Yesterday, I enjoyed the company of Robin Evans, Oxford Statistician and causal inference expert. A few friends from the Bay Area Probabilistic Programming meetup were in attendence.

We discussed how the Bay Area machine learning community thinks about causal inference and causal models.

The goal of causal machine learning as evaluating and improving counterfactual predictions. A counterfactual prediction means predicting the data we would observe if we were to intervene in (i.e. change) the conditions that generated the training data. In other words, it predicts “what would happen if we were to do something different?”, like serving a new kind of ad or changing a gene. Using regular non-causal models like deep learning to predict counterfactuals is just extrapolation, which is often unreliable. Causal models model the mechanism that generates the data, and thus can represent changes interventions make to that mechanism. A key task in causal machine learning is addressing the nuances of randomization strategy.

Some references

We discussed the role of causal models in addressing algorithmic bias and discriminiation.

From the latter article: As statistical and machine learning models become an increasingly ubiquitous part of our lives, policymakers, regulators, and advocates have expressed fears about the harmful impact of deployment of such models that encode harmful and discriminatory biases of their creators.

Dat Nguyen asked Robin for his general recommendation on how to handle a causal problem where there’s potentially hidden latent variables, is high dimensional, and experimentation is possible but costly and/or time consuming (i.e. can’t just do ad hoc A/B testing).

Robin suggests using the PC algorithm or graphical lasso to try to get a sparse representation of the system (or at least to find the strongest apparent effects). He also suggested applying methods that try to obtain the direction of causal effects by making assumptions about additivity, sugh as Jonas Peters’ work on causal discovery, or the LINGAM method.

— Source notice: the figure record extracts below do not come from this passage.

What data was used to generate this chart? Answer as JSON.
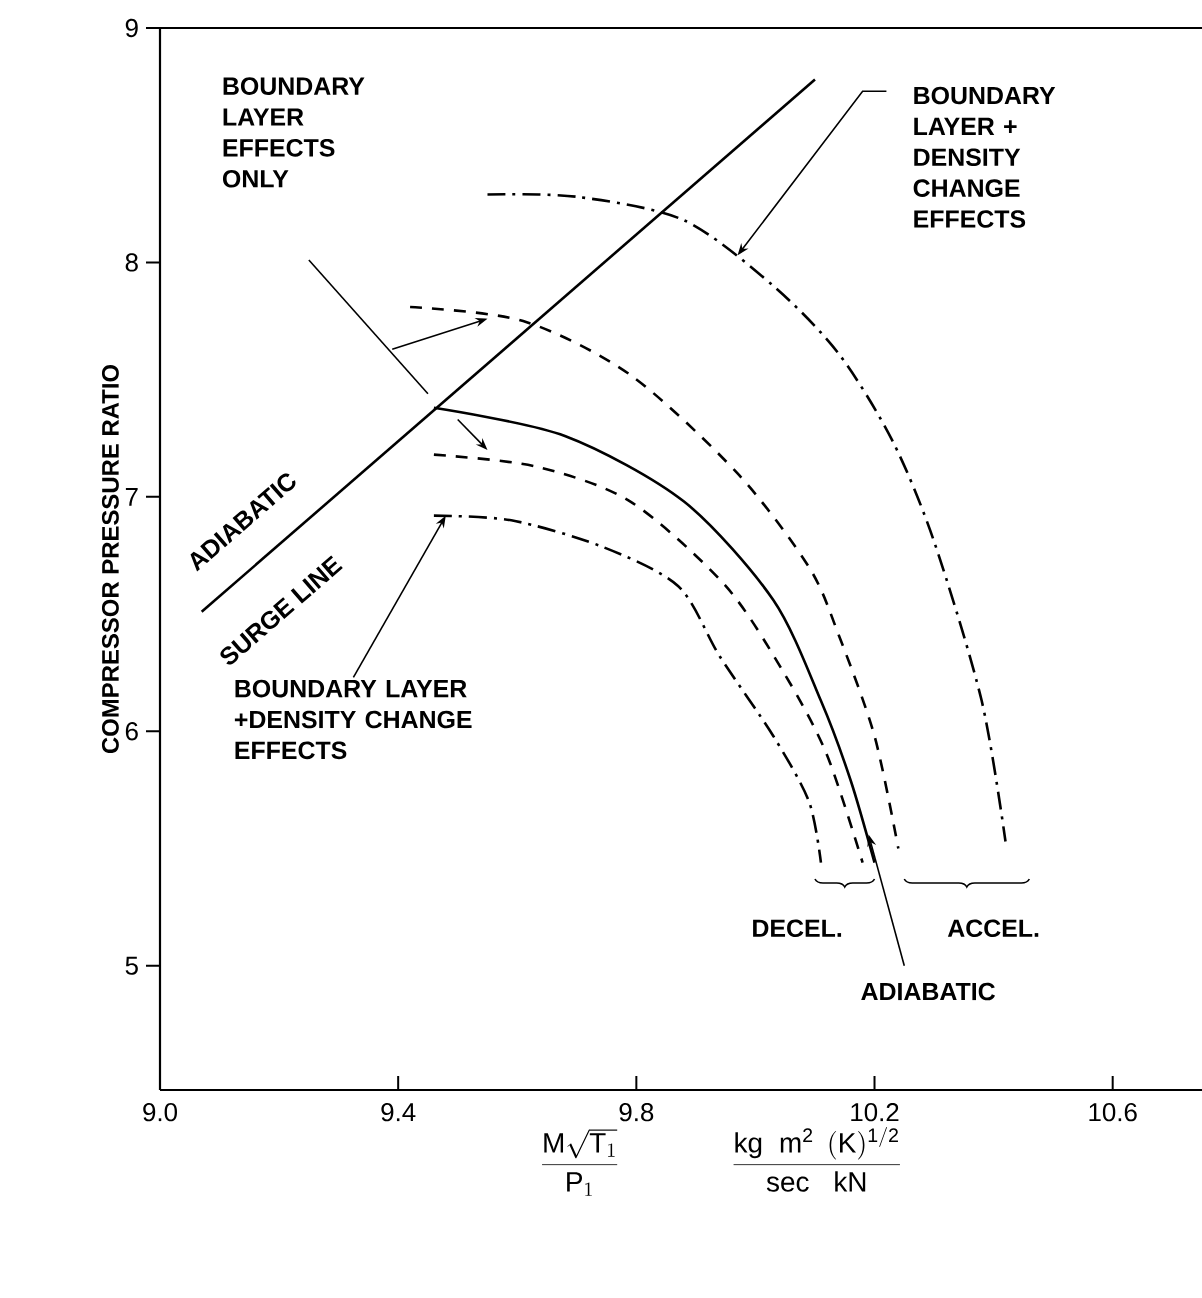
{
  "chart_data": {
    "type": "line",
    "xlabel": "\\frac{\\mathrm{M}\\sqrt{\\mathrm{T}_1}}{\\mathrm{P}_1}\\qquad\\qquad\\frac{\\mathrm{kg\\;\\;m^2\\;\\,(K)^{1/2}}}{\\mathrm{sec\\;\\;\\;kN}}",
    "ylabel": "COMPRESSOR   PRESSURE   RATIO",
    "xlim": [
      9.0,
      10.75
    ],
    "ylim": [
      4.47,
      9.0
    ],
    "xticks": [
      {
        "value": 9.0,
        "label": "9.0"
      },
      9.4,
      9.8,
      10.2,
      10.6
    ],
    "yticks": [
      5,
      6,
      7,
      8,
      9
    ],
    "series": [
      {
        "color": "#000000",
        "line_style": "solid",
        "x": [
          9.07,
          10.1
        ],
        "values": [
          6.51,
          8.78
        ]
      },
      {
        "color": "#000000",
        "line_style": "solid",
        "x": [
          9.46,
          9.68,
          9.88,
          10.03,
          10.11,
          10.16,
          10.2
        ],
        "values": [
          7.38,
          7.26,
          6.98,
          6.56,
          6.13,
          5.79,
          5.44
        ]
      },
      {
        "color": "#000000",
        "line_style": "dashed",
        "x": [
          9.42,
          9.61,
          9.79,
          9.97,
          10.09,
          10.14,
          10.2,
          10.24
        ],
        "values": [
          7.81,
          7.75,
          7.52,
          7.1,
          6.7,
          6.41,
          5.98,
          5.5
        ]
      },
      {
        "color": "#000000",
        "line_style": "dashed",
        "x": [
          9.46,
          9.63,
          9.79,
          9.95,
          10.05,
          10.12,
          10.18
        ],
        "values": [
          7.18,
          7.13,
          6.98,
          6.62,
          6.24,
          5.9,
          5.44
        ]
      },
      {
        "color": "#000000",
        "line_style": "dashdot",
        "x": [
          9.55,
          9.7,
          9.88,
          10.03,
          10.14,
          10.23,
          10.3,
          10.38,
          10.42
        ],
        "values": [
          8.29,
          8.28,
          8.18,
          7.9,
          7.61,
          7.24,
          6.81,
          6.13,
          5.53
        ]
      },
      {
        "color": "#000000",
        "line_style": "dashdot",
        "x": [
          9.46,
          9.59,
          9.74,
          9.87,
          9.94,
          10.03,
          10.09,
          10.11
        ],
        "values": [
          6.92,
          6.9,
          6.79,
          6.62,
          6.32,
          5.98,
          5.7,
          5.44
        ]
      }
    ],
    "annotations": [
      "BOUNDARY LAYER EFFECTS ONLY",
      {
        "text": "BOUNDARY LAYER + DENSITY CHANGE EFFECTS",
        "x": 9.97,
        "y": 8.03
      },
      "ADIABATIC",
      "SURGE LINE",
      {
        "text": "BOUNDARY LAYER +DENSITY CHANGE EFFECTS",
        "x": 9.48,
        "y": 6.92
      },
      "DECEL.",
      "ACCEL.",
      {
        "text": "ADIABATIC",
        "x": 10.19,
        "y": 5.56
      }
    ]
  }
}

Having found some good candidates for important effects, the next step would be to try to run an experiment with interventions that would distinguish between models of interest. Finding the whole causal model would be very hard, but answering a narrower question is plausible. This experiment should make it much clearer what directions some effects are in, and how strong they are. Now you can update and repeat.

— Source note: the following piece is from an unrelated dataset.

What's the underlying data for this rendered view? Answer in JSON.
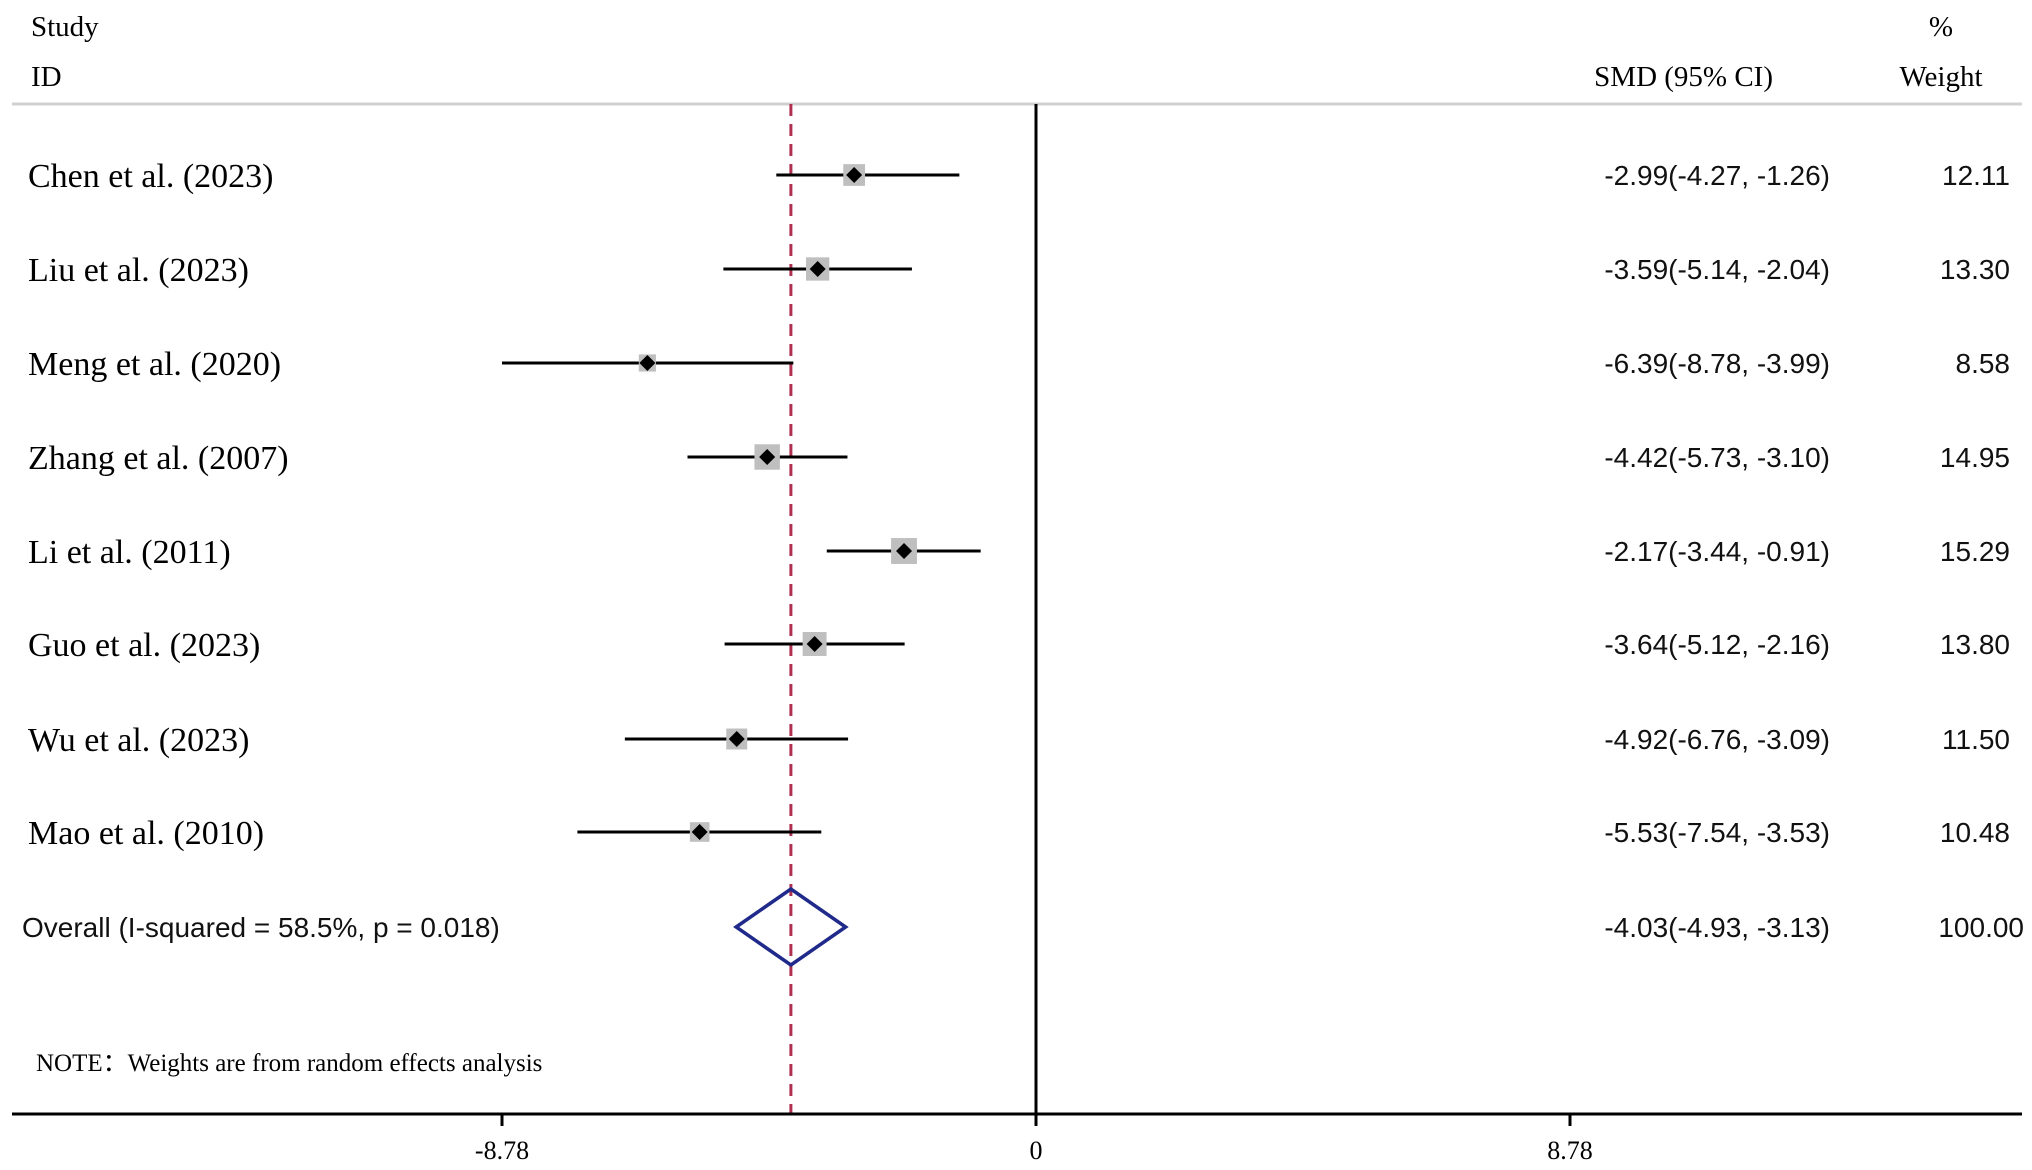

Theoretically, a small number of experiments is sufficient to identify the whole causal model, though this tends to assume that interventions are very clean in a way that often isn’t very realistic (see this (pdf)).

We discussed the use of the vanishing tetrad test in constructing latent variable models. “Tetrad” refers to the difference between the product of a pair of covariances and the product of another pair among four random variables.

  • Bollen, Kenneth A., and Kwok-fai Ting. “A tetrad test for causal indicators.” Psychological methods 5.1 (2000): 3. pdf

We also talked about Robin’s own work on in causal graphical models with latent variables.